FOIL is an acronym standing for Firsts, Outers, Inners, Lasts

It refers specifically to the multiplication of two binomials: like

#(a+b)(c+d)# and is a way for students to remember how to multiply them:

#F rarr a xx c = ac" " # multiply the two first terms together.
#O rarr a xx d = ad" " # multiply the two outer terms together.
#I rarr b xx c = bc" " # multiply the two inner terms together.
#L rarr b xxd = bd" " # multiply the two last terms together.

To get #ac +ad +bc +bd#

Any product which is not of this form cannot be done by applying the #FOIL# principle.

I believe it is of more value if students realise that EACH term in the first bracket is multiplied by EACH term of the second bracket - regardless of how many terms there are in each.

Then #FOIL# is not needed.

In the case where three factors are multiplied, they can be multiplied in any order, but TWO have to be multiplied first and then that product is multiplied by the third.

Consider: #2xx11xx5#. This can be done as:
#(2 xx 11) xx 5 = 22xx5 = 110#
#2xx(11xx5)= 2 xx 55 =110#
#(2xx5) xx11= 10 xx 11 = 110" "larr# probably the easiest.

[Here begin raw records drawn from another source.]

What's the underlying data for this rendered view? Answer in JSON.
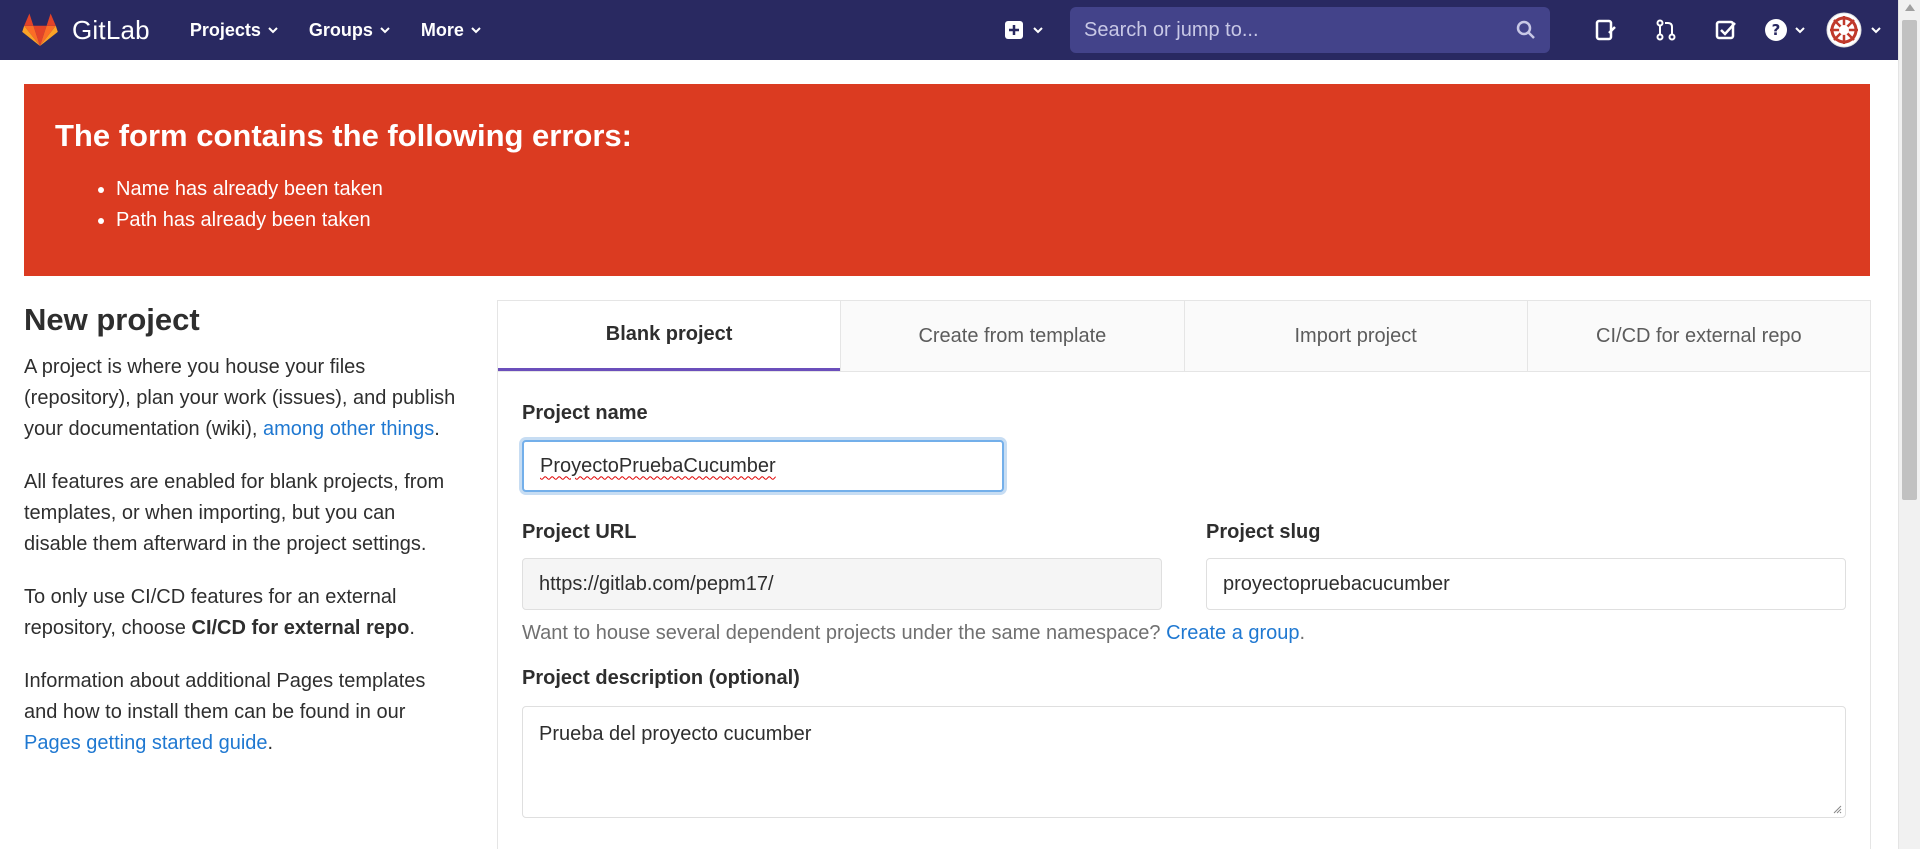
{
  "nav": {
    "brand": "GitLab",
    "menu": [
      "Projects",
      "Groups",
      "More"
    ],
    "search_placeholder": "Search or jump to...",
    "icons": [
      "plus-square-icon",
      "chevron-down-icon",
      "search-icon",
      "issues-icon",
      "merge-request-icon",
      "todo-icon",
      "help-icon",
      "avatar"
    ]
  },
  "errors": {
    "title": "The form contains the following errors:",
    "items": [
      "Name has already been taken",
      "Path has already been taken"
    ],
    "color": "#db3b21"
  },
  "sidebar": {
    "title": "New project",
    "p1_text": "A project is where you house your files (repository), plan your work (issues), and publish your documentation (wiki), ",
    "p1_link": "among other things",
    "p1_end": ".",
    "p2": "All features are enabled for blank projects, from templates, or when importing, but you can disable them afterward in the project settings.",
    "p3_text": "To only use CI/CD features for an external repository, choose ",
    "p3_bold": "CI/CD for external repo",
    "p3_end": ".",
    "p4_text": "Information about additional Pages templates and how to install them can be found in our ",
    "p4_link": "Pages getting started guide",
    "p4_end": "."
  },
  "tabs": [
    {
      "label": "Blank project",
      "active": true
    },
    {
      "label": "Create from template",
      "active": false
    },
    {
      "label": "Import project",
      "active": false
    },
    {
      "label": "CI/CD for external repo",
      "active": false
    }
  ],
  "form": {
    "name_label": "Project name",
    "name_value": "ProyectoPruebaCucumber",
    "url_label": "Project URL",
    "url_value": "https://gitlab.com/pepm17/",
    "slug_label": "Project slug",
    "slug_value": "proyectopruebacucumber",
    "help_text": "Want to house several dependent projects under the same namespace? ",
    "help_link": "Create a group",
    "help_end": ".",
    "desc_label": "Project description (optional)",
    "desc_value": "Prueba del proyecto cucumber"
  },
  "colors": {
    "navbar": "#292961",
    "link": "#1f78d1",
    "active_tab_border": "#6b4fbb"
  }
}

In #(x-1)(x+2)(x-3)# FOIL can only be applied for the first multiplication ....... it does not matter which factors are multiplied first.

#(x-1)color(blue)((x+2)(x-3))" "larr" "FOIL# applies

#=(x-1)color(blue)((x^2-3x+2x-6))#

#=(x-1)color(blue)((x^2-x-6))" "larr FOIL# no longer applies

#(color(red)(x)color(lime)(-1))color(blue)((x^2-x-6)#

#=color(red)(x)color(blue)((x^2-x-6))color(lime)(-1)color(blue) ((x^2-x-6)#

#=color(red)(x^3-x^2-6x" "color(lime)(-x^2+x+6)#

#=x^3-2x^2-5x+6#